BankSim Fraud Detection - ML Comparison

Hey everyone,
I'm currently writing my Master-Thesis about a comparison between Graph ML and traditional ML.

For this purpose I use this BankSim dataset and want to perform a Logistic Regression with Python and a Node Classification from the Graph Data Science Library. Unfortunately, in neo4j I do not achieve an accuracy above 68% (with Python I achieve 98%). Since I am using the same dataset for the algorithms, I assume that there are problems with the in-memory graph. I have used the following query to create it:

//12. Create in-memory graph for predictions
CALL gds.graph.create(
    'fraud_model_data', {
        Customer: { 
            label: 'Model_Data',
            properties: {
                fastrp_embedding:{property:'fastrp-embedding', defaultValue:0},
                did_fraud:{property:'did_fraud', defaultValue:0}
        Holdout_Customer: { 
            label: 'Holdout_Data',
            properties: {
                fastrp_embedding:{property:'fastrp-embedding', defaultValue:0},
                did_fraud:{property:'did_fraud', defaultValue:0}
YIELD graphName, nodeCount, relationshipCount;

I would appreciate if someone could assist me with this problem.

Best regards,

Hi @philip - I think we need a bit more information to be able to help you out.

Are you using the same features in Python and GDS? And the same datasets for your model vs the holdout?

Have you spent time tuning your embeddings, and the parameters for node classification?

The graph create command looks ok, but the difference likely comes down to input features and tuning.

Hi @alicia_frame1,

thanks for your answer.
I am doing the preprocessing part (incl. Downsampling) in python and export the .csv for GDS to apply the algorithms to the same set of data.

I am using this in-memory graph and apply fastRP with the following parameters:

//04. Create in-memory graph
CALL gds.graph.create(
YIELD graphName, nodeCount, relationshipCount,createMillis;

//08. Apply fastRP
CALL gds.fastRP.write(
    embeddingDimension: 256, 
    writeProperty: 'fastrp-embedding'
YIELD nodePropertiesWritten

If I check the nodes with the embedding, it seems that there are only zeros as embeddings (0,0,0,0,...,0). I think that is not the way it should be, right?

To select the fraud customers, I am using the following code

//09. Select fraud customers
MATCH (c:Customer)-[:MAKE]->(t:Transaction{fraud: 1})
SET c.did_fraud=1, c:Model_Data;

and to select non-fraud customers:

//10. Select non-fraud customers
MATCH (c:Customer)-[:MAKE]->(t:Transaction{fraud: 0})
SET c.did_fraud=0, c:Model_Data;

Hope this helps, otherwise I am happy to provide more information.

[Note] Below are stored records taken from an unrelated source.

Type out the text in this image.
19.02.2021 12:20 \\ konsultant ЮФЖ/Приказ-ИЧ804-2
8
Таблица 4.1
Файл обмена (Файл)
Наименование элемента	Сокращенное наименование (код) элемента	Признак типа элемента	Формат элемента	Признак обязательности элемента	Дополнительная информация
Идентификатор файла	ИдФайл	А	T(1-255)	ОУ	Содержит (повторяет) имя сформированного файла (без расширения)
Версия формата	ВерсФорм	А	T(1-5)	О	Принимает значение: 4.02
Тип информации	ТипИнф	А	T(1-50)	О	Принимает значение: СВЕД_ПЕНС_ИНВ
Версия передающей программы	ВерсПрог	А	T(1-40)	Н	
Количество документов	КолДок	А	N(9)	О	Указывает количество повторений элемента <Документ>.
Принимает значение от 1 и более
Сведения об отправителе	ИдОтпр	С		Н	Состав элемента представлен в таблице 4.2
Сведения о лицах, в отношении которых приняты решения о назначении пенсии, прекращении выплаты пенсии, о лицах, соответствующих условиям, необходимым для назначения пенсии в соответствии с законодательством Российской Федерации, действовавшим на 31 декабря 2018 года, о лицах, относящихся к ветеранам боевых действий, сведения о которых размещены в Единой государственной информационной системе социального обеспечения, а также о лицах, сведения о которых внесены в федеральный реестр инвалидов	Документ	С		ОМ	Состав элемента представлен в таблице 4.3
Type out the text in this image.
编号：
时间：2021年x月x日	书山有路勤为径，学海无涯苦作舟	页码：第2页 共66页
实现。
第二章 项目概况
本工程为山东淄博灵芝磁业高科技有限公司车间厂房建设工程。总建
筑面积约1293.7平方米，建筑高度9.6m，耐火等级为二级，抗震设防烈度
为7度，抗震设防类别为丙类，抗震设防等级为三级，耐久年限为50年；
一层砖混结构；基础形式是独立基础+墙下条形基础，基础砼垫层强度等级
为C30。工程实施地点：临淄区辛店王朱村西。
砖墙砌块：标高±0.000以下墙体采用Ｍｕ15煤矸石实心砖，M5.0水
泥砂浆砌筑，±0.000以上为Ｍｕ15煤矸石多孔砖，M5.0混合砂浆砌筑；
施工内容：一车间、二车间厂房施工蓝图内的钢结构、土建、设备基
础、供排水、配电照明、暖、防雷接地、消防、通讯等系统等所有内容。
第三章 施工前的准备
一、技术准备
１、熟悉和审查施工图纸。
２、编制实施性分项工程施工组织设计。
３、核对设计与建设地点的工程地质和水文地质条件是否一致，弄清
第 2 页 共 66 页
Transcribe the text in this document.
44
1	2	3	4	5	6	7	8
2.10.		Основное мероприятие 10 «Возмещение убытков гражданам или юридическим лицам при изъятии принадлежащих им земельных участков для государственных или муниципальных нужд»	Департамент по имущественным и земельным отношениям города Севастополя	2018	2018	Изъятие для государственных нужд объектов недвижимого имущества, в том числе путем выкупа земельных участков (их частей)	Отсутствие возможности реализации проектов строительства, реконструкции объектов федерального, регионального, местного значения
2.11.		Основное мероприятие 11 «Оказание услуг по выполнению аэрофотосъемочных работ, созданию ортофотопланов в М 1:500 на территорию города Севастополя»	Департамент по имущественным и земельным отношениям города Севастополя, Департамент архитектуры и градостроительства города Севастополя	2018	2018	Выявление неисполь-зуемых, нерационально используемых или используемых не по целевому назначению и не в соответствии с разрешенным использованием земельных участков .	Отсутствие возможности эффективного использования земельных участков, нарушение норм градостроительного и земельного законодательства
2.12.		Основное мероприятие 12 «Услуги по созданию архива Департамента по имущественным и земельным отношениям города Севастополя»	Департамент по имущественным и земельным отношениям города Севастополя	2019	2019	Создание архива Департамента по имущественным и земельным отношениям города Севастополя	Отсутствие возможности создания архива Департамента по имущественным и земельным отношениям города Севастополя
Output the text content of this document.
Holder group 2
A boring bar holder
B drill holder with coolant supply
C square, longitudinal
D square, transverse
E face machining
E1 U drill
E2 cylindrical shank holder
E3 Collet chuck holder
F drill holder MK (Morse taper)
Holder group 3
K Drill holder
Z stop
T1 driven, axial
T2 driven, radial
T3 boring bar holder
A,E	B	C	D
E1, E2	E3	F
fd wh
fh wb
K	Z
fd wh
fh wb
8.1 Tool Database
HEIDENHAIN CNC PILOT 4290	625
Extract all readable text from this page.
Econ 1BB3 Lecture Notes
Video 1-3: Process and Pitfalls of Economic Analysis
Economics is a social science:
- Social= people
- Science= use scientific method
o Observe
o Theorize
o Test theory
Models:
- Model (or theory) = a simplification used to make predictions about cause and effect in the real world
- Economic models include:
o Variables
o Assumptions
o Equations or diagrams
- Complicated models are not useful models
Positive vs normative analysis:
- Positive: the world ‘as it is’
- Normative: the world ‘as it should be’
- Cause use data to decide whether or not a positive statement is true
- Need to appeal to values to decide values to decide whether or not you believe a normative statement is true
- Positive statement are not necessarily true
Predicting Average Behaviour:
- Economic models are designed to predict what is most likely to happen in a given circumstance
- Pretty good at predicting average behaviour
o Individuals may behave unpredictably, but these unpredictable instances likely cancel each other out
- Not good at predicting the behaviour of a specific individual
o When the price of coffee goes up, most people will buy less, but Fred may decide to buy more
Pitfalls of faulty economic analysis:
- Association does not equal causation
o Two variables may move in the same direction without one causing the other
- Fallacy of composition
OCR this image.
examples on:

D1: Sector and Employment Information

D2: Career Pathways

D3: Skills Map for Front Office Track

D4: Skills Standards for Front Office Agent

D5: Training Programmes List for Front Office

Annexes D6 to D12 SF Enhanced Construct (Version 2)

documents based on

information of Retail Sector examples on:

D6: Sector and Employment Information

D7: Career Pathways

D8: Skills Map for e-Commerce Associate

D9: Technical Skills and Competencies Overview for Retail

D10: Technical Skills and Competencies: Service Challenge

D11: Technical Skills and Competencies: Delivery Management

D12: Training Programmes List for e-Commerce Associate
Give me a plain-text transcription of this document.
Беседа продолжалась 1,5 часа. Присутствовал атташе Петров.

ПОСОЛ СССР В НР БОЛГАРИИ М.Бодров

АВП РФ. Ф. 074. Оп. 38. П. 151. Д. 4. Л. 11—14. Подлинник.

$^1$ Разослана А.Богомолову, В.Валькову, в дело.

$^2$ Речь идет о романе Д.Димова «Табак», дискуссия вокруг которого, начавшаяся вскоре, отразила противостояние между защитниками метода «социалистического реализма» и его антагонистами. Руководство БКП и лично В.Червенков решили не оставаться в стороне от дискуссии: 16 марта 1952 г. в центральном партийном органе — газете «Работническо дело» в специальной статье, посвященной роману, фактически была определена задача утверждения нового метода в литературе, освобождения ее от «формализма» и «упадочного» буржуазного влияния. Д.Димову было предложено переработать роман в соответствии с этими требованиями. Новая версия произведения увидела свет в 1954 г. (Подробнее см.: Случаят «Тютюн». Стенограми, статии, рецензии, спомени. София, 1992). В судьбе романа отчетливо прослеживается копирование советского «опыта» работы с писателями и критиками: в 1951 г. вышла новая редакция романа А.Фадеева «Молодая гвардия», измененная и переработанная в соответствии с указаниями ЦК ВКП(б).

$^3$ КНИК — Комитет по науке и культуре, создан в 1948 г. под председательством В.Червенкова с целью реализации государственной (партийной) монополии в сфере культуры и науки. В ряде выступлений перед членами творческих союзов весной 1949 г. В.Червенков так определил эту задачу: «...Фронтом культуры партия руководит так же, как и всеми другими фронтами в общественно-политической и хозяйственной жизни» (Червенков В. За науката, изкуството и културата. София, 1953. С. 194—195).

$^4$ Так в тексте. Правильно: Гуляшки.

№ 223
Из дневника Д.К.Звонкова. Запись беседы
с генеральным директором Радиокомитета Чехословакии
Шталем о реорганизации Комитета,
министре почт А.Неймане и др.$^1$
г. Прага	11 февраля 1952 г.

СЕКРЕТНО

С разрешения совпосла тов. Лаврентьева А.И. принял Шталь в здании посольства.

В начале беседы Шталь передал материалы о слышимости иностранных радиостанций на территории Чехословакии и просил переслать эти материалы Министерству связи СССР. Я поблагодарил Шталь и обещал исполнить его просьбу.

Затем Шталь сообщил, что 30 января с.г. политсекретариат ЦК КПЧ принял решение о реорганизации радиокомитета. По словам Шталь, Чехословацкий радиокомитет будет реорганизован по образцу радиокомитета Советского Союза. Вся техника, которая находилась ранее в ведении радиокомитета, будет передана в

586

As a first step, you'll want to tune your embeddings so they're representative of your graph. Our docs have a great section on the different parameters you can tweak and what they mean. There are multiple ways to do this: generating different embeddings with different parameter combinations and trying each one out with your model (and seeing which gets the highest score), using NEuler to visualize your results, or evaluating them using python tooling.

Running embeddings with just default values is unlikely to provide you with anything informative - which you're seeing with your all zero embeddings.

You may also want to consider which embedding you use: if you have node properties (and I assume you do, if you're using the same data in a standard classifier), you can use fastRPExtended or graphSage to embed both graph topology and node properties.

You'll also want to look at tuning your ML model: setting the penalty, batchSize, tolerance etc will all impact your model accuracy. We have a docs page on that as well: Training methods - Neo4j Graph Data Science

Finally, you'll want to look at the data you're using in your model. If it's too imbalanced, your results might be poor - and we don't automatically correct for imbalanced data (although you can adjust your evaluation metrics).

If you're looking for a quick walk through - without much tuning - you can check out my PaySim demo here: GitHub - AliciaFrame/PaySim_GDS_demo: Demo of using the graph data science library (Neo4j GDS 1.6) on a simulated fraud data set with Bloom

Hi Philip, in the neo4j documentation,I saw that the node classification algorithm uses Logistic Regression as a classifier. May I know what algorithm did you use in python for classification? May I also know how did you give the embeddings as input to the algorithm?

@alicia_frame1 According to the documentation: Fast Random Projection - Neo4j Graph Data Science

FastRP can only be used for homogenous graph. In this project, there are two label types: customer and transaction. Can FastRP be used here? Just want to confirm this.